Estatinas em pacientes com baixo colesterol e alta PCR
A lovastatina parece reduzir o risco de eventos coronarianos entre os pacientes com níveis lipídicos relativamente baixos, mas altos níveis de proteína C-reativa (PCR), de acordo com dados do ensaio da AFCAPS/TexCAPS relatado recentemente no New England Journal of Medicine.
“Demonstramos previamente que a proteína C-reativa é um potente preditor de futuro infarto do miocárdio e AVC, que as estatinas reduzem os níveis de proteína C-reativa e que as estatinas parecem mais eficazes na presença desta inflamação,” afirmou o Dr. P. M. Ridker, do Brigham and Women’s Hospital, Boston.
No estudo atual, os investigadores verificaram que, entre os participantes com baixos níveis de colesterol e níveis de PCR acima da média, o benefício de fazer uso de uma estatina, em termos de redução de eventos coronarianos, foi grande e para indivíduos com alto colesterol. Aqueles com baixo colesterol e baixos níveis de PCR tinham baixo risco de eventos coronarianos e não se beneficiaram do uso de uma estatina.

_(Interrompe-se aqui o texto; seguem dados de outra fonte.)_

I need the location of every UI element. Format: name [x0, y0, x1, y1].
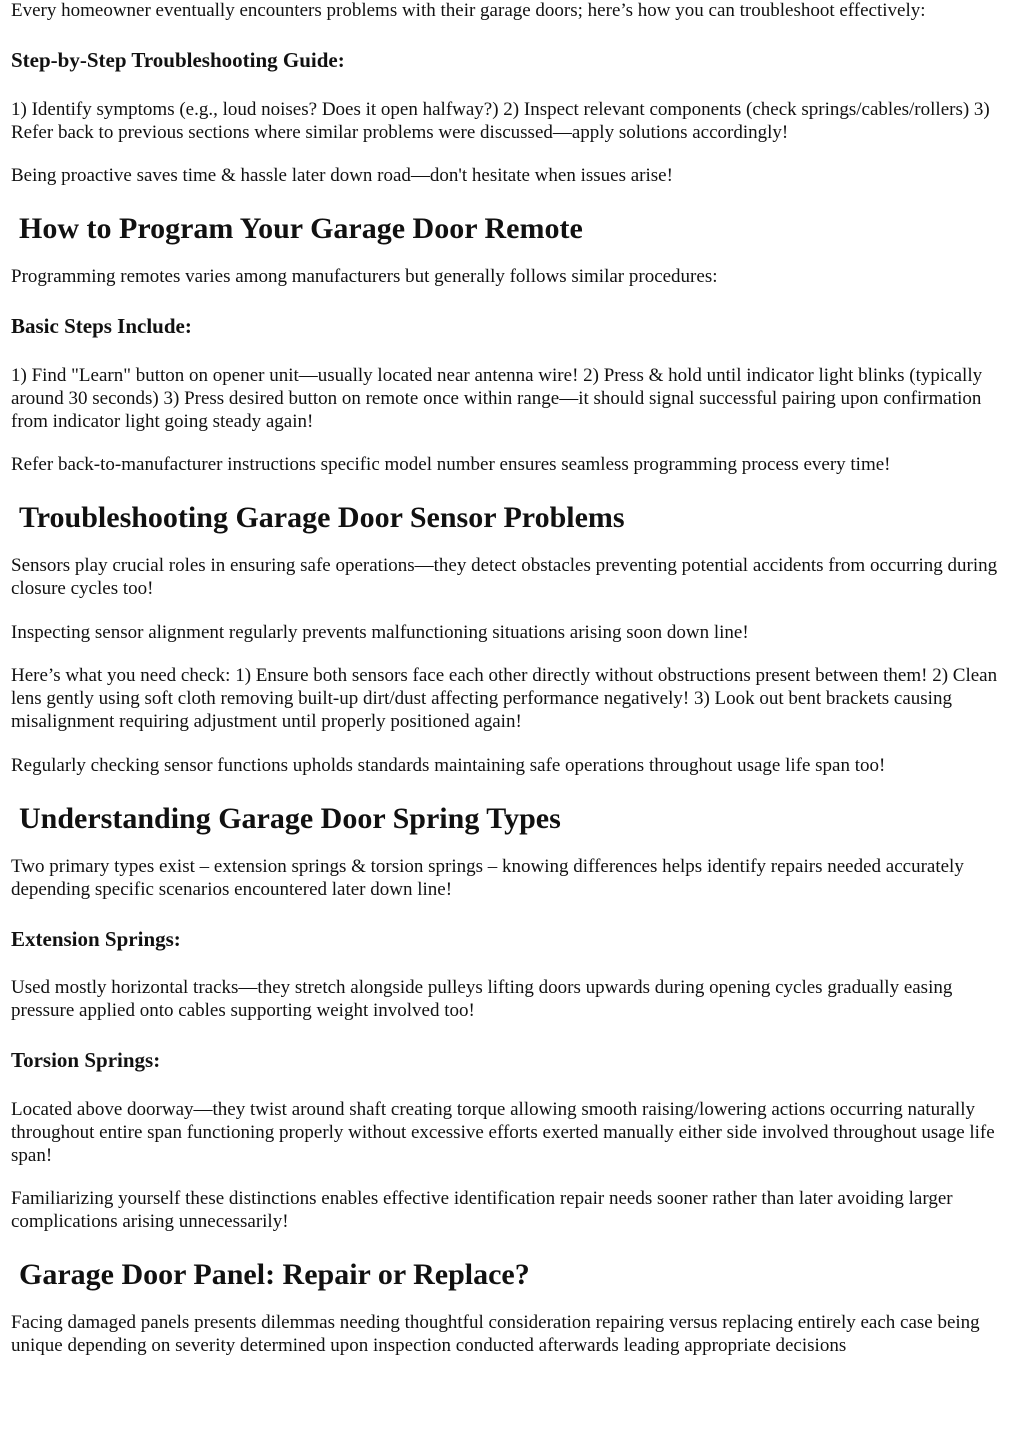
sensor-paragraph-3: Here’s what you need check: 1) Ensure both sensors face each other directly without obstructions present between them! 2) Clean lens gently using soft cloth removing built-up dirt/dust affecting performance negatively! 3) Look out bent brackets causing misalignment requiring adjustment until properly positioned again!	[11, 665, 998, 732]
extension-springs-heading: Extension Springs:	[11, 927, 181, 951]
remote-intro-paragraph: Programming remotes varies among manufacturers but generally follows similar procedures:	[11, 266, 718, 287]
extension-springs-paragraph: Used mostly horizontal tracks—they stretch alongside pulleys lifting doors upwards during opening cycles gradually easing pressure applied onto cables supporting weight involved too!	[11, 977, 953, 1021]
basic-steps-heading: Basic Steps Include:	[11, 314, 192, 338]
torsion-springs-paragraph: Located above doorway—they twist around shaft creating torque allowing smooth raising/lowering actions occurring naturally throughout entire span functioning properly without excessive efforts exerted manually either side involved throughout usage life span!	[11, 1099, 995, 1166]
sensor-paragraph-1: Sensors play crucial roles in ensuring safe operations—they detect obstacles preventing potential accidents from occurring during closure cycles too!	[11, 555, 998, 599]
basic-steps-paragraph: 1) Find "Learn" button on opener unit—usually located near antenna wire! 2) Press & hold until indicator light blinks (typically around 30 seconds) 3) Press desired button on remote once within range—it should signal successful pairing upon confirmation from indicator light going steady again!	[11, 365, 983, 432]
spring-section-heading: Understanding Garage Door Spring Types	[19, 802, 561, 835]
torsion-springs-heading: Torsion Springs:	[11, 1048, 161, 1072]
sensor-section-heading: Troubleshooting Garage Door Sensor Problems	[19, 501, 625, 534]
panel-paragraph: Facing damaged panels presents dilemmas needing thoughtful consideration repairing versus replacing entirely each case being unique depending on severity determined upon inspection conducted afterwards leading appropriate decisions	[11, 1312, 980, 1356]
spring-intro-paragraph: Two primary types exist – extension springs & torsion springs – knowing differences helps identify repairs needed accurately depending specific scenarios encountered later down line!	[11, 856, 964, 900]
manufacturer-note-paragraph: Refer back-to-manufacturer instructions specific model number ensures seamless programming process every time!	[11, 454, 891, 475]
proactive-paragraph: Being proactive saves time & hassle later down road—don't hesitate when issues arise!	[11, 165, 673, 186]
remote-section-heading: How to Program Your Garage Door Remote	[19, 212, 583, 245]
intro-paragraph: Every homeowner eventually encounters problems with their garage doors; here’s how you can troubleshoot effectively:	[11, 0, 926, 21]
guide-steps-paragraph: 1) Identify symptoms (e.g., loud noises? Does it open halfway?) 2) Inspect relevant components (check springs/cables/rollers) 3) Refer back to previous sections where similar problems were discussed—apply solutions accordingly!	[11, 99, 990, 143]
sensor-paragraph-2: Inspecting sensor alignment regularly prevents malfunctioning situations arising soon down line!	[11, 622, 749, 643]
panel-section-heading: Garage Door Panel: Repair or Replace?	[19, 1258, 530, 1291]
sensor-paragraph-4: Regularly checking sensor functions upholds standards maintaining safe operations throughout usage life span too!	[11, 755, 886, 776]
guide-heading: Step-by-Step Troubleshooting Guide:	[11, 48, 345, 72]
article-body	[11, 0, 1015, 1357]
familiarize-paragraph: Familiarizing yourself these distinctions enables effective identification repair needs sooner rather than later avoiding larger complications arising unnecessarily!	[11, 1188, 953, 1232]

Entre 5742 homens e mulheres no ensaio de 5 anos da AFCAPS/TexCAPS, os investigadores dosaram os níveis de PCR em condições basais e após 1 ano. O tratamento com lovastatina reduziu o nível mediano de PCR em 14,8%, independentemente de sua capacidade de baixar os perfis lipídicos.
O grupo do Dr. Ridker verificou que a lovastatina prevenia eventos coronarianos, não apenas entre aqueles cuja relação entre colesterol total e HDL colesterol era mais alta que a mediana, mas também entre aqueles que tinham proporção de colesterol total para HDL colesterol abaixo da mediana e níveis de PCR acima da mediana.

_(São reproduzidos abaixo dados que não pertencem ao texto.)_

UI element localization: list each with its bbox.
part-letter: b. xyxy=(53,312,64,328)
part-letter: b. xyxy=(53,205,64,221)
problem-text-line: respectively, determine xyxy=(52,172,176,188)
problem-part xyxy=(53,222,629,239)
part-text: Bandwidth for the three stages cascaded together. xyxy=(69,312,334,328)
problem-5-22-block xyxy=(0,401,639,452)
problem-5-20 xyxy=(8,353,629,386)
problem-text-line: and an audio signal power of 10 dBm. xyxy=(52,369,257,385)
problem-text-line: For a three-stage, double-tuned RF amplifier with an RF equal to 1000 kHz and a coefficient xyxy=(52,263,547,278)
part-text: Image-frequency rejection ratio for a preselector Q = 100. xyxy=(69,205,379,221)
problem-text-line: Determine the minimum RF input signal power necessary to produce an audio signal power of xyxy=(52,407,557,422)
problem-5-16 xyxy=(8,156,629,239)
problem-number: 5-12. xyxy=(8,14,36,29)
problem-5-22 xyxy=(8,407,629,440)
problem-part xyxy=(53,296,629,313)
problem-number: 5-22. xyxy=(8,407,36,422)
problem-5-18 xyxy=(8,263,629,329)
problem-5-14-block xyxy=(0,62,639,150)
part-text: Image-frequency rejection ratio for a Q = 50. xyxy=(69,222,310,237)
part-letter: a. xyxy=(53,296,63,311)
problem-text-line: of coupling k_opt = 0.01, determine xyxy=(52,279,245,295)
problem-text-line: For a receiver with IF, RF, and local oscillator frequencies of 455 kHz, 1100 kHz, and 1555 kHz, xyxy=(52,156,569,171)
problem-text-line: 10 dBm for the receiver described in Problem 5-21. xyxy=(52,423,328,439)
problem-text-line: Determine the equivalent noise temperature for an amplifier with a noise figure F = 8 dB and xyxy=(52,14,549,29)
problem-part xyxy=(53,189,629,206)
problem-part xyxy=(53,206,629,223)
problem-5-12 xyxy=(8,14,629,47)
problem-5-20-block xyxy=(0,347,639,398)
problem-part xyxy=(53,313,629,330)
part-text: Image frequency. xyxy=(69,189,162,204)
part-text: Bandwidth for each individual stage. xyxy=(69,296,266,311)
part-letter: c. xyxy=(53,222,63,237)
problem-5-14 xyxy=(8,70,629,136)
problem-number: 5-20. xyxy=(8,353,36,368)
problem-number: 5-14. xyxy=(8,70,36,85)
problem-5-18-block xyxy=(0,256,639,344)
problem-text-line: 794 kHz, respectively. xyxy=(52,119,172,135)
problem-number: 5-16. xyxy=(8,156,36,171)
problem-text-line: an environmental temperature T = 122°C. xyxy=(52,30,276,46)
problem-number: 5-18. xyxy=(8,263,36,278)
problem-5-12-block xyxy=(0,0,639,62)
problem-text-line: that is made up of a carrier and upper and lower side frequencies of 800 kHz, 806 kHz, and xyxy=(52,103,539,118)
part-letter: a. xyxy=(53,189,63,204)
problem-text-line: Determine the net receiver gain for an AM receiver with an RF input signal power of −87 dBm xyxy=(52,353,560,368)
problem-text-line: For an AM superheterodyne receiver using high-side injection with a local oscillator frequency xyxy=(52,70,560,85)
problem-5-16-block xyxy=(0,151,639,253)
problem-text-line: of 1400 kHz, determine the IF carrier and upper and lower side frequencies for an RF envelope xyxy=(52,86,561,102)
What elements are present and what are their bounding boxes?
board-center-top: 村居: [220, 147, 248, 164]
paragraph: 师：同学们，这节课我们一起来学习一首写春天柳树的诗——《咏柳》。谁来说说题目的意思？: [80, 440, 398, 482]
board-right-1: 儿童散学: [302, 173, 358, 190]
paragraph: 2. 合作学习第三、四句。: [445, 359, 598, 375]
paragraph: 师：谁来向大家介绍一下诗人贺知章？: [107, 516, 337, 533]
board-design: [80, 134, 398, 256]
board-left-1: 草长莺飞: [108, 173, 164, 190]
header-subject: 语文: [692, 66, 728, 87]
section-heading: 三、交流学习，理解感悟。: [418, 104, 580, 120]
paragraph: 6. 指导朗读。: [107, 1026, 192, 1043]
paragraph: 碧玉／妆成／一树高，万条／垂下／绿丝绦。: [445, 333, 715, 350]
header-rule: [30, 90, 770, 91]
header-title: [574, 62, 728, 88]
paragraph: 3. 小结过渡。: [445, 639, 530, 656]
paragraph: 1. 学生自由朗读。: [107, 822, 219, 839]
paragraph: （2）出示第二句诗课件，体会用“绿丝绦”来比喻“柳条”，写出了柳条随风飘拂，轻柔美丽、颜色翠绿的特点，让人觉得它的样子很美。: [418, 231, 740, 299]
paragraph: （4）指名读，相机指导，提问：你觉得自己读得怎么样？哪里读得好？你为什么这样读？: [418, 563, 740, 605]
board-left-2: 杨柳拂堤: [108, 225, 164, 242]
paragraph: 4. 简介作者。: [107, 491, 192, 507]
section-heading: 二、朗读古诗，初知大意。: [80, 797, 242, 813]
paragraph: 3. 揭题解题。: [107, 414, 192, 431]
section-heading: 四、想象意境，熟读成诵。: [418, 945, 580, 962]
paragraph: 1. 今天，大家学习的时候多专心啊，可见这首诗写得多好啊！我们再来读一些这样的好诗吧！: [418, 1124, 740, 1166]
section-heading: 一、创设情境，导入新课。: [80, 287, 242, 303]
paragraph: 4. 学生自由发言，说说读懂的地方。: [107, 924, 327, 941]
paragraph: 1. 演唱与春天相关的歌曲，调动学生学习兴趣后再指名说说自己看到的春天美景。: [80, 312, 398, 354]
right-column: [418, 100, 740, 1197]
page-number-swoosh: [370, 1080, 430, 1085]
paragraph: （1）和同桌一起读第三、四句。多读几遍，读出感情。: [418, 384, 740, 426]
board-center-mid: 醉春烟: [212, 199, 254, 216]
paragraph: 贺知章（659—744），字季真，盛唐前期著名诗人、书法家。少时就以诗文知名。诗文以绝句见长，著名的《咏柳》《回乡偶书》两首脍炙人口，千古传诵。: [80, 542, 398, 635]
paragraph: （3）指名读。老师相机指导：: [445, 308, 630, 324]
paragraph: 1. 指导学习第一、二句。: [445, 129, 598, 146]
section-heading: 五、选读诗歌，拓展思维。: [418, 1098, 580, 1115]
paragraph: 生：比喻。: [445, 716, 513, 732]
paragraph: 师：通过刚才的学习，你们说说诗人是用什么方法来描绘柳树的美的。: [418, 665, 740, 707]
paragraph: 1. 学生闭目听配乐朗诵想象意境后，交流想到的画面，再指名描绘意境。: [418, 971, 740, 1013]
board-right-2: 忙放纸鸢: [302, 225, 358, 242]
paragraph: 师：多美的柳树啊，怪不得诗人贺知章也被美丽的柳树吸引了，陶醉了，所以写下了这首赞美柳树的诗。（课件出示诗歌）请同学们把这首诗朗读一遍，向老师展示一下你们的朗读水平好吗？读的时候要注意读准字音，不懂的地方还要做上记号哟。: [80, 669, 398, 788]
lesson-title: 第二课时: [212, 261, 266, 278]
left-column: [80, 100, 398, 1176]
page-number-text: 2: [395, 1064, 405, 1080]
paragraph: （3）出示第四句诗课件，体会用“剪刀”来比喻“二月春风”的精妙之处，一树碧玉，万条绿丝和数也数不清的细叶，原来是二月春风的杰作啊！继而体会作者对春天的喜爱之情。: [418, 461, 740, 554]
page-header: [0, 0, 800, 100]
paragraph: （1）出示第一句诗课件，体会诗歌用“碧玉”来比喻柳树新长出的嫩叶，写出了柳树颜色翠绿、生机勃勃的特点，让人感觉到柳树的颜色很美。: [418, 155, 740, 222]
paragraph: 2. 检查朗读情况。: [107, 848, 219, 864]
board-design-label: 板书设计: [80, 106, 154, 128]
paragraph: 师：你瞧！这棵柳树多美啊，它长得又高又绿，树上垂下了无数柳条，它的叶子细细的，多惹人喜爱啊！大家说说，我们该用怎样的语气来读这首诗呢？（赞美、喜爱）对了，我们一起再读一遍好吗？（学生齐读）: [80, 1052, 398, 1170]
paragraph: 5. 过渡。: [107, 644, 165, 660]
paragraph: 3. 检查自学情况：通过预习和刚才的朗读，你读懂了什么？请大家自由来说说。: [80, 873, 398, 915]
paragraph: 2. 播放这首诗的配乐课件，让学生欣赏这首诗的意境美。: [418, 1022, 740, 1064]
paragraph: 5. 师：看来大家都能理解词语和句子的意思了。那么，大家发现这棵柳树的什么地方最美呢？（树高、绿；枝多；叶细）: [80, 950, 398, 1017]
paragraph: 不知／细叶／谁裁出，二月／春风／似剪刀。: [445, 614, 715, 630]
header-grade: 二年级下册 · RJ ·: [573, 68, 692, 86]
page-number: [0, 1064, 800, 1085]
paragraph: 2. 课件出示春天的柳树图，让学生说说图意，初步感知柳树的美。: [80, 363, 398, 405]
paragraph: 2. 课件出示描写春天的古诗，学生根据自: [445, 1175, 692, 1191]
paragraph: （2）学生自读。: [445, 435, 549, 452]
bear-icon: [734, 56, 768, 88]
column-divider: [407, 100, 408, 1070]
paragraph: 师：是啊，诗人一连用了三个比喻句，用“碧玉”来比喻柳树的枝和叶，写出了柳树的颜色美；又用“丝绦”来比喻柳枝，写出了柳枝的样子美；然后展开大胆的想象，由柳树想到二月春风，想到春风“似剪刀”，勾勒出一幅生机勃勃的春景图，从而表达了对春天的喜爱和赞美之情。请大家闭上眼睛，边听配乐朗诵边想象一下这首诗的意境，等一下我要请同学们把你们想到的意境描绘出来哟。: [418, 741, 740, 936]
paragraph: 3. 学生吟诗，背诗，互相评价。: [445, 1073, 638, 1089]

Provavelmente há 25 a 30 milhões de americanos que atualmente estão fora das diretrizes e que poderiam beneficiar-se do uso de uma estatina, acentuou o Dr. Ridker. “Ao mesmo tempo, há mais 25 ou 30 milhões de pessoas que provavelmente não precisam absolutamente fazer uso de estatinas”.
“Achamos que chegou o tempo de fazer um grande ensaio randomizado, tomando pacientes que não se qualificam para estatinas, com base nas diretrizes – pessoas com baixo LDL colesterol e alta proteína C-reativa – e ver se realmente podemos salvar suas vidas”.

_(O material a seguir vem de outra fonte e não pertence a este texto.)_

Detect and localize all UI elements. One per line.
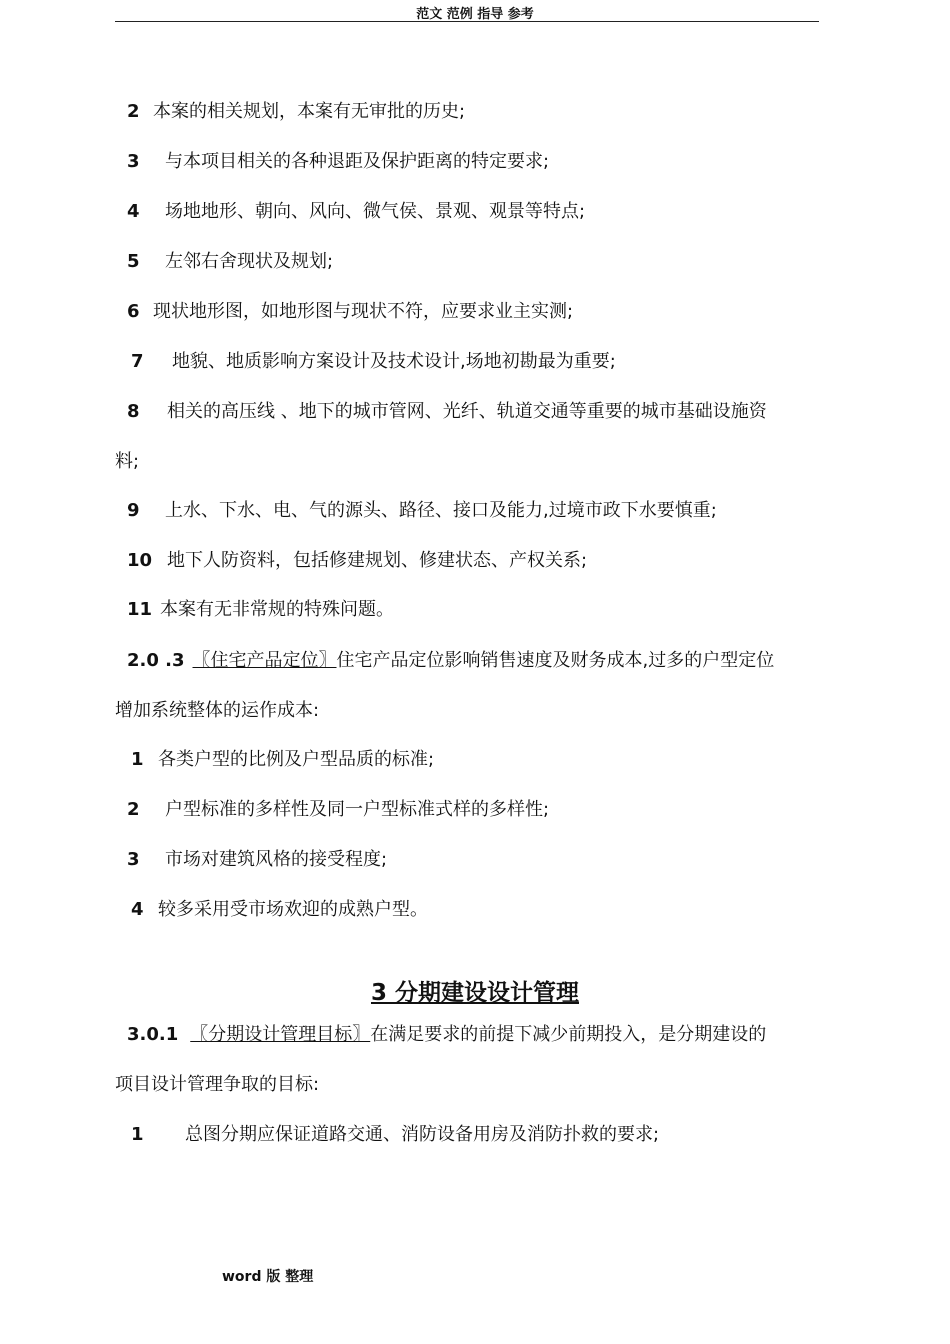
section-number: 3.0.1 [127,1024,179,1045]
page-header: 范文 范例 指导 参考 [416,7,534,22]
section-text: 增加系统整体的运作成本: [115,700,320,721]
section-number: 2.0 .3 [127,650,185,671]
section-title: 〖住宅产品定位〗 [192,650,337,671]
item-number: 2 [127,101,140,122]
item-text: 各类户型的比例及户型品质的标准; [158,749,435,770]
section-text: 项目设计管理争取的目标: [115,1074,320,1095]
item-number: 4 [127,201,140,222]
item-text: 上水、下水、电、气的源头、路径、接口及能力,过境市政下水要慎重; [165,500,717,521]
item-number: 3 [127,849,140,870]
item-text: 相关的高压线 、地下的城市管网、光纤、轨道交通等重要的城市基础设施资 [167,401,767,422]
list-item [115,250,819,274]
item-text: 左邻右舍现状及规划; [165,251,334,272]
item-text: 地下人防资料，包括修建规划、修建状态、产权关系; [167,550,588,571]
list-item [115,350,819,374]
section-301-continuation [115,1073,819,1097]
page-footer: word 版 整理 [222,1269,314,1285]
list-item [115,400,819,424]
item-text: 总图分期应保证道路交通、消防设备用房及消防扑救的要求; [185,1124,660,1145]
item-number: 7 [131,351,144,372]
chapter-heading: 3 分期建设设计管理 [370,980,579,1006]
item-text: 场地地形、朝向、风向、微气侯、景观、观景等特点; [165,201,586,222]
item-text: 地貌、地质影响方案设计及技术设计,场地初勘最为重要; [172,351,616,372]
item-number: 4 [131,899,144,920]
list-item [115,100,819,124]
list-item [115,898,819,922]
list-item [115,200,819,224]
item-number: 3 [127,151,140,172]
item-number: 2 [127,799,140,820]
section-203-continuation [115,699,819,723]
list-item [115,748,819,772]
section-title: 〖分期设计管理目标〗 [190,1024,371,1045]
list-item [115,598,819,622]
item-number: 6 [127,301,140,322]
item-text: 与本项目相关的各种退距及保护距离的特定要求; [165,151,550,172]
header-divider [115,21,819,22]
item-text: 料; [115,451,140,472]
list-item [115,300,819,324]
item-text: 现状地形图，如地形图与现状不符，应要求业主实测; [153,301,574,322]
section-203-paragraph [115,649,819,673]
list-item-continuation [115,450,819,474]
list-item [115,549,819,573]
item-number: 5 [127,251,140,272]
item-number: 1 [131,749,144,770]
item-text: 本案的相关规划，本案有无审批的历史; [153,101,466,122]
item-number: 9 [127,500,140,521]
list-item [115,848,819,872]
item-number: 8 [127,401,140,422]
section-301-paragraph [115,1023,819,1047]
item-text: 本案有无非常规的特殊问题。 [160,599,394,620]
section-text: 在满足要求的前提下减少前期投入，是分期建设的 [370,1024,767,1045]
list-item [115,499,819,523]
item-text: 较多采用受市场欢迎的成熟户型。 [158,899,428,920]
item-text: 市场对建筑风格的接受程度; [165,849,388,870]
list-item [115,1123,819,1147]
item-number: 1 [131,1124,144,1145]
list-item [115,150,819,174]
item-number: 11 [127,599,153,620]
item-text: 户型标准的多样性及同一户型标准式样的多样性; [165,799,550,820]
item-number: 10 [127,550,153,571]
section-text: 住宅产品定位影响销售速度及财务成本,过多的户型定位 [336,650,775,671]
list-item [115,798,819,822]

O Dr. R. S. Munford, do University of Texas Southwestern Medical Center em Dallas, comenta num editorial de periódico: “Os resultados dos autores, se confirmados em estudos prospectivos, forneceriam as evidências mais persuasivas para a dosagem de proteína C-reativa e lípides sangüíneos em adultos saudáveis.”
N Engl J Med 2001;344:1959-1965,2016-2018.